Ab Mitte Türkei bist du nicht mehr allein

Ab Mitte Türkei bist du nicht mehr allein – diesen Satz hatten wir in einem der vielen Reiseberichte gelesen. Und genau dieser Satz fiel uns jetzt wieder ein, denn wir waren nun etwa in der Mitte der Türkei und nicht mehr ganz so unbeobachtet wie sonst.

Die ersten Erfahrung machten wir hinter Ankara, als wir in einem kleinen Dorf einen Brunnen mit Wasserhähnen entdeckten. Wir waren auf der Suche nach einer Möglichkeit unsere komplett leeren Tanks aufzufüllen, aber die Moschee hinter dem Brunnen verriet: hier halten Moslems ihr Waschritual ab. Hier  500l  Wasser für unsere Tanks abzwacken? Sehr fragwürdig. Wir standen mitten auf dem Dorfplatz und man schaute schon aus der sicheren Ferne, warum denn der große grüne LKW hier plötzlich gelandet ist samt Mann, blonder Frau ohne Kopftuch und dem großen schwarzen Teufel mit Halsband. Höchst interessant!
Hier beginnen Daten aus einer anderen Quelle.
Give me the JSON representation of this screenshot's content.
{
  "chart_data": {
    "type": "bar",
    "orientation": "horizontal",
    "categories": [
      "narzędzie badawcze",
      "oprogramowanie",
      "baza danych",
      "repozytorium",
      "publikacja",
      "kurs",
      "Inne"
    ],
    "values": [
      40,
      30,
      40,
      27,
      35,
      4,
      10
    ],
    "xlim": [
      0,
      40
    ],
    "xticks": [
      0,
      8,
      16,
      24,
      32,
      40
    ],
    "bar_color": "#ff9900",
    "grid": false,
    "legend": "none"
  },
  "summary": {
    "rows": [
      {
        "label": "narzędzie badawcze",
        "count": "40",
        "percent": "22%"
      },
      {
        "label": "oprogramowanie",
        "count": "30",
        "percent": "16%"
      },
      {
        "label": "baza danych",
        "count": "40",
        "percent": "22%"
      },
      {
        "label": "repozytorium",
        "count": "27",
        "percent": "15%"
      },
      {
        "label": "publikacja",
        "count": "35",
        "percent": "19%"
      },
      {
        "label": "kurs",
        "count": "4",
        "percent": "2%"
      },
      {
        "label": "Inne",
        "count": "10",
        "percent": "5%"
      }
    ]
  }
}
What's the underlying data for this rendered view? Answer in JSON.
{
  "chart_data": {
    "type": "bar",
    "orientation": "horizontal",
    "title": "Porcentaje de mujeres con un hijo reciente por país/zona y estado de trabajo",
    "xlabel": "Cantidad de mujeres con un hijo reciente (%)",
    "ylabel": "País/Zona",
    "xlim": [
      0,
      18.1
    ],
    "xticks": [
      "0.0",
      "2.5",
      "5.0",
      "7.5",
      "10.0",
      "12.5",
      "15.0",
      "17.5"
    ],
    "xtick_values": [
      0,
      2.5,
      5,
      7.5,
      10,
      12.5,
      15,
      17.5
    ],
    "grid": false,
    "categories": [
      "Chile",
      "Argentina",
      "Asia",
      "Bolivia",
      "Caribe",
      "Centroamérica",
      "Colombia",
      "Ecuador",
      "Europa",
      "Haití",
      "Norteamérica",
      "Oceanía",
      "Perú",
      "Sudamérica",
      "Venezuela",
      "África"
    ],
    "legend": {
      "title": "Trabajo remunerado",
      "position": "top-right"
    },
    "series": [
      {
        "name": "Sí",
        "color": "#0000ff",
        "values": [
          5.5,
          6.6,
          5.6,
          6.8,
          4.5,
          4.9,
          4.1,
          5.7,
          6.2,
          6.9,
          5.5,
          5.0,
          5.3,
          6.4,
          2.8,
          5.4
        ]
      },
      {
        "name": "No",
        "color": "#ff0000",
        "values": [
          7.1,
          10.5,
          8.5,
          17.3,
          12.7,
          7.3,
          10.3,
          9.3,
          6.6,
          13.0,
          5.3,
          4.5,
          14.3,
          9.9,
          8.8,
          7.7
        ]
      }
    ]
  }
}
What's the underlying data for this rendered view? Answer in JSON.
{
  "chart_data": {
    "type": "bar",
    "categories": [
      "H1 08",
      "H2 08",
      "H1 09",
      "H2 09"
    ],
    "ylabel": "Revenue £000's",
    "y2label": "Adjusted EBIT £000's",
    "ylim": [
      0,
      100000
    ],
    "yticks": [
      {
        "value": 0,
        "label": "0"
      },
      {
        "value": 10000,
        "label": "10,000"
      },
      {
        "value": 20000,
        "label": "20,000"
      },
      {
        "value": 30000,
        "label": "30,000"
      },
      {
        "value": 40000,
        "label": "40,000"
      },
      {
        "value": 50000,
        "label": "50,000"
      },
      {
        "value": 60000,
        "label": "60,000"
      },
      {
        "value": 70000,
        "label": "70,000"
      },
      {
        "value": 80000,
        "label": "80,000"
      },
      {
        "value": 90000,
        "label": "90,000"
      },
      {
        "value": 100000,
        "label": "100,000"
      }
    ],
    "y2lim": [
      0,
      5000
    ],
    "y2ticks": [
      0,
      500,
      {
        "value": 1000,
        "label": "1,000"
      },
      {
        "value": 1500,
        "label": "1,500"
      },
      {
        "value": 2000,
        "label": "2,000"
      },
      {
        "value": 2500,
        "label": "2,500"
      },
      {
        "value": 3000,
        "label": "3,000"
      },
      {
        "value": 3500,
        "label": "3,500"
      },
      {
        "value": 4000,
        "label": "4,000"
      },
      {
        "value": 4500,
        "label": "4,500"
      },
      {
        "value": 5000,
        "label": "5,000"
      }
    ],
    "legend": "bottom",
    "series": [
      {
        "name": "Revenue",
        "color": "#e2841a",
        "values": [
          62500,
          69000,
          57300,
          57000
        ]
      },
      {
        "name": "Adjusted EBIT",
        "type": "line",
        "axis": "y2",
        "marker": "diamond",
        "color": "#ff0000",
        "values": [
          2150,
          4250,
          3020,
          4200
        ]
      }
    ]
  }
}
Wir überlegten kurz, ob wir weiterfahren oder fragen sollten und entschieden uns für Letzteres. Mit Händen, Füßen und gemalten Zahlen auf dem Frosch versuchte Till einem der Dorfbewohner zu erklären, dass wir unsere Wassertanks auffüllen wollten. Der Mann hob die Arme ausgestreckt zum Himmel, sagte etwas auf türkisch und lachte uns freundlich an. Ich interpretierte, dass der Brunnen soviel Wasser hat, wie wir wollen. Er ging weg und kam zurück mit Obst als Geschenk für uns und einer 2l Fantaflasche. Oh. Ich wollte jetzt nicht 1.000 mal die Flasche füllen, dachte ich. Wir zeigten ihm unseren Schlauch. „Tamam (ok)?“ Fragte ich. „Tamam!“ Er lachte, hatte verstanden und befestigte den Schlauch am Wasserhahn. Till übernahm und unser Helfer zückte sein Handy und schoss erst ein Foto von Till und dann eins von Ole hinterm Steuer. So ein Happening in diesem kleinen Dorf muss natürlich festgehalten werden! Von mir machte er kein Foto, ich bin ja auch eine Frau. Wir schenkten ihm zum Dank einen unserer Frosch-Pins. Dann war er weg und beobachtete uns vermutlich weiter aus der Entfernung.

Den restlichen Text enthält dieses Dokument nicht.